Architect
Centurion, 1917–1929
Born 6 February 1874 in Philadelphia, Pennsylvania
Died 7 August 1929 in Philadelphia, Pennsylvania
Buried West Laurel Hill Cemetery, Bala Cynwyd, Pennsylvania
Proposed by Frank Miles Day and Burt L. Fenner
Elected 3 November 1917 at age forty-three
Century Memorial
The artistic instinct of Milton Bennett Medary, especially his admirable sense of appropriateness in the designing of public works, won him a place of unusual importance as advisory architect in large constructive undertakings. He had a voice in the Federal Commission of Fine Arts, appointed by President Harding with nation-wide responsibilities, and was a member of President Coolidge’s National Park and Planning Commission. Secretary Mellon placed him on the important board of architectural consultants for the plan of public buildings harmoniously grouped at the national capital, confronting Pennsylvania Avenue from Capitol Hill to the Treasury and supplanting the mongrel private structures which have so long disfigured that historic thoroughfare.
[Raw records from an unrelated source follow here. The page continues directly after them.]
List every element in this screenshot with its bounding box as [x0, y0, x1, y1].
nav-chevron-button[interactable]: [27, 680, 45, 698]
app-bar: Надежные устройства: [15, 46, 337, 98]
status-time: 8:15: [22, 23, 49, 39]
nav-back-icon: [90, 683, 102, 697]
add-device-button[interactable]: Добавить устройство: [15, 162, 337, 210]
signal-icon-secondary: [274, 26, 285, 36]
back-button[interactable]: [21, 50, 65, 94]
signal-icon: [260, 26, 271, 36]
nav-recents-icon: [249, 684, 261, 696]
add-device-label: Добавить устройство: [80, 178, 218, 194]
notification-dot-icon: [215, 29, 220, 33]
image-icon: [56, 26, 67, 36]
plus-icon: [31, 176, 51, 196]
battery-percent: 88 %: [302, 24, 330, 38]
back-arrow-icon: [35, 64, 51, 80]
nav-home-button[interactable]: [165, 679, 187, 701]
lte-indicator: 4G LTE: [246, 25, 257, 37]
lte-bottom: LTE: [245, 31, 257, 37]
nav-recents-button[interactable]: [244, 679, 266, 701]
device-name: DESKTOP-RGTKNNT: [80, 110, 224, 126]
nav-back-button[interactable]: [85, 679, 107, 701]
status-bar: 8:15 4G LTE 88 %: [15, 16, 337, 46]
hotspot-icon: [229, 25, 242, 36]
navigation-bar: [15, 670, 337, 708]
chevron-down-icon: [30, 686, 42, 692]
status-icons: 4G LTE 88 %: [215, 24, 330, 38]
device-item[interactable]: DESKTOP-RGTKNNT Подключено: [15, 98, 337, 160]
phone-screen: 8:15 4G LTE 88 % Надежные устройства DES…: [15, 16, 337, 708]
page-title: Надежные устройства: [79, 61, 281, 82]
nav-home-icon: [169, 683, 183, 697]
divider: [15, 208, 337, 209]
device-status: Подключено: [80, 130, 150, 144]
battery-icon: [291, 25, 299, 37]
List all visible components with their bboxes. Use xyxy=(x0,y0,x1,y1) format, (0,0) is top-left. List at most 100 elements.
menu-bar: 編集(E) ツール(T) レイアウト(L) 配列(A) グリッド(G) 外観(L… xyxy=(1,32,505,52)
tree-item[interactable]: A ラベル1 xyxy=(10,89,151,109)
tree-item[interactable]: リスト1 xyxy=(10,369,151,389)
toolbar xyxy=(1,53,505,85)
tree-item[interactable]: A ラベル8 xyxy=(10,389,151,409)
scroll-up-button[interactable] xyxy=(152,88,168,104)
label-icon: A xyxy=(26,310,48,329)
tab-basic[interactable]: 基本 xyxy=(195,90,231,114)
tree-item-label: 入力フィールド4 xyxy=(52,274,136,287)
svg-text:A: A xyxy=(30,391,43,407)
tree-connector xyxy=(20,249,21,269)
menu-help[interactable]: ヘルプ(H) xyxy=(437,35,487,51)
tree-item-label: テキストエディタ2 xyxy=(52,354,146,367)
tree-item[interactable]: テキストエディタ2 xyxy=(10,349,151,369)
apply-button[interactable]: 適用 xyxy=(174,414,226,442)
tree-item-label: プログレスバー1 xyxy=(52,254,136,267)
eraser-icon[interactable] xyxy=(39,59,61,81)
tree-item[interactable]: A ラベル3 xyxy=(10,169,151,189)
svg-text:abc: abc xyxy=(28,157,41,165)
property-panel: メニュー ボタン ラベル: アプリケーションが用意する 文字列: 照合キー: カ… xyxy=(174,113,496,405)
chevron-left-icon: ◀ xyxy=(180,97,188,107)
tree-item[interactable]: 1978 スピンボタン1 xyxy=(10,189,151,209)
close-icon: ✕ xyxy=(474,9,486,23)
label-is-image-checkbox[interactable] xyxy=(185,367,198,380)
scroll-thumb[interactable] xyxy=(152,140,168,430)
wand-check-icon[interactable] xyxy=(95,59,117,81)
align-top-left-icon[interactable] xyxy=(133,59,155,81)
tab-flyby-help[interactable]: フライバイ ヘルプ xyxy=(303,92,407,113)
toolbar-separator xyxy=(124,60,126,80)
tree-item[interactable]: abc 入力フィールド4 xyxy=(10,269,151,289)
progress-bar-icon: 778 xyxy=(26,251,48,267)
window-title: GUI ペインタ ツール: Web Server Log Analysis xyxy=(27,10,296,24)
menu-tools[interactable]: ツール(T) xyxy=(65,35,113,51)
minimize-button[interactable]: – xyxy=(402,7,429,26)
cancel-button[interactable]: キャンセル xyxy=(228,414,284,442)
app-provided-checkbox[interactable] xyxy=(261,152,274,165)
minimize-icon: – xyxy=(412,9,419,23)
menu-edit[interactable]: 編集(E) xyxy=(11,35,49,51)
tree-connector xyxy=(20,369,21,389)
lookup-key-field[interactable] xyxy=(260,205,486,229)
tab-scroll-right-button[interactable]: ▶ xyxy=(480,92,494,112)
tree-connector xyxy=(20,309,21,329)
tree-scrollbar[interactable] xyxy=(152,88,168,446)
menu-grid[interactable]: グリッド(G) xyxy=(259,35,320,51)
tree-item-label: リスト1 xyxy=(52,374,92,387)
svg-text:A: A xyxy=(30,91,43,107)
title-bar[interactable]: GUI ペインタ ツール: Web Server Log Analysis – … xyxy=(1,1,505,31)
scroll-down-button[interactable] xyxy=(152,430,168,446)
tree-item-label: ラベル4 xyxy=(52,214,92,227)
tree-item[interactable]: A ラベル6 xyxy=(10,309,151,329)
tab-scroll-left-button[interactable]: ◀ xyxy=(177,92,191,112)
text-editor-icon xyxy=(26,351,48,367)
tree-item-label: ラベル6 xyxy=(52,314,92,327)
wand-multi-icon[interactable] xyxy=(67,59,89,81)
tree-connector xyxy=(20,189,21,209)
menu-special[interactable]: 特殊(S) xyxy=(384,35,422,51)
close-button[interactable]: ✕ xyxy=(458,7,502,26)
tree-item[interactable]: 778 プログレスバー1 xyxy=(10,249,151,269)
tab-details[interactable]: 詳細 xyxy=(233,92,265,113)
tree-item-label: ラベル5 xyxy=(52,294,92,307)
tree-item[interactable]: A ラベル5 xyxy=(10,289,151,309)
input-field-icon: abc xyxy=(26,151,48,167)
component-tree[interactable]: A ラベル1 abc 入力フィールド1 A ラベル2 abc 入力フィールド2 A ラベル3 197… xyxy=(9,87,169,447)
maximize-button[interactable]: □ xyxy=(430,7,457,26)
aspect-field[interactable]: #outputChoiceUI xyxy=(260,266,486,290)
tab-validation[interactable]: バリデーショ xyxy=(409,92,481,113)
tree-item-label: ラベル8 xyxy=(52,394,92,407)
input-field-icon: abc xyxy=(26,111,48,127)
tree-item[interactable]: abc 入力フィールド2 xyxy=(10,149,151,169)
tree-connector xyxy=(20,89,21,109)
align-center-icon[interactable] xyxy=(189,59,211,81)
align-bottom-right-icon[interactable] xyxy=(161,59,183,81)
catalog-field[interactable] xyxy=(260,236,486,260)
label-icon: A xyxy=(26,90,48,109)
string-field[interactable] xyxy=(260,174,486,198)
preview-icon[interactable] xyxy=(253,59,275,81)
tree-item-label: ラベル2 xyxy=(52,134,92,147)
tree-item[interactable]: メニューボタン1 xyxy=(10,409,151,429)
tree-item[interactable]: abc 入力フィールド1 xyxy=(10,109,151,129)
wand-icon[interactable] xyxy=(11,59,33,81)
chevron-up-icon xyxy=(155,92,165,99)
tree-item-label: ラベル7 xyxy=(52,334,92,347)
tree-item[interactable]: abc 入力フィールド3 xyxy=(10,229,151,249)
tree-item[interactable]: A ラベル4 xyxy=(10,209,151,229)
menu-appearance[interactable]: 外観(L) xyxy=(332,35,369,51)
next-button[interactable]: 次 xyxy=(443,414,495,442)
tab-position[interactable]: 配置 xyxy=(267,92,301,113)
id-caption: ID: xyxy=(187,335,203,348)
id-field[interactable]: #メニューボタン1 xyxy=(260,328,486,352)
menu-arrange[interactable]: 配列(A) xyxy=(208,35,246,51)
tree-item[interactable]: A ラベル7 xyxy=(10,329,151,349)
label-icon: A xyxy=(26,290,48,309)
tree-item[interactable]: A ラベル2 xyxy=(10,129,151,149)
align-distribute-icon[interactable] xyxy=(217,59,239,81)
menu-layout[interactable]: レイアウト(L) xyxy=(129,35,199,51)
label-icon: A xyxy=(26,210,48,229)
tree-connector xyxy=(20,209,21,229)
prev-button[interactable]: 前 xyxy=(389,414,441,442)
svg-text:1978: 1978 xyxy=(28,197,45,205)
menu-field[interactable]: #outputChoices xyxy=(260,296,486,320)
To this ambitious undertaking Medary gave the best of his artistic judgment and imagination; taking an active part in a program which is destined, probably within our time, to make Washington architecturally the most dignified and beautiful of all the national capitals.
The buildings planned by Medary himself were distinguished by grace and dignity; always by that special adaptation to their surroundings which played so great a part with the great mediæval architects and was all but forgotten during the two or three centuries after them.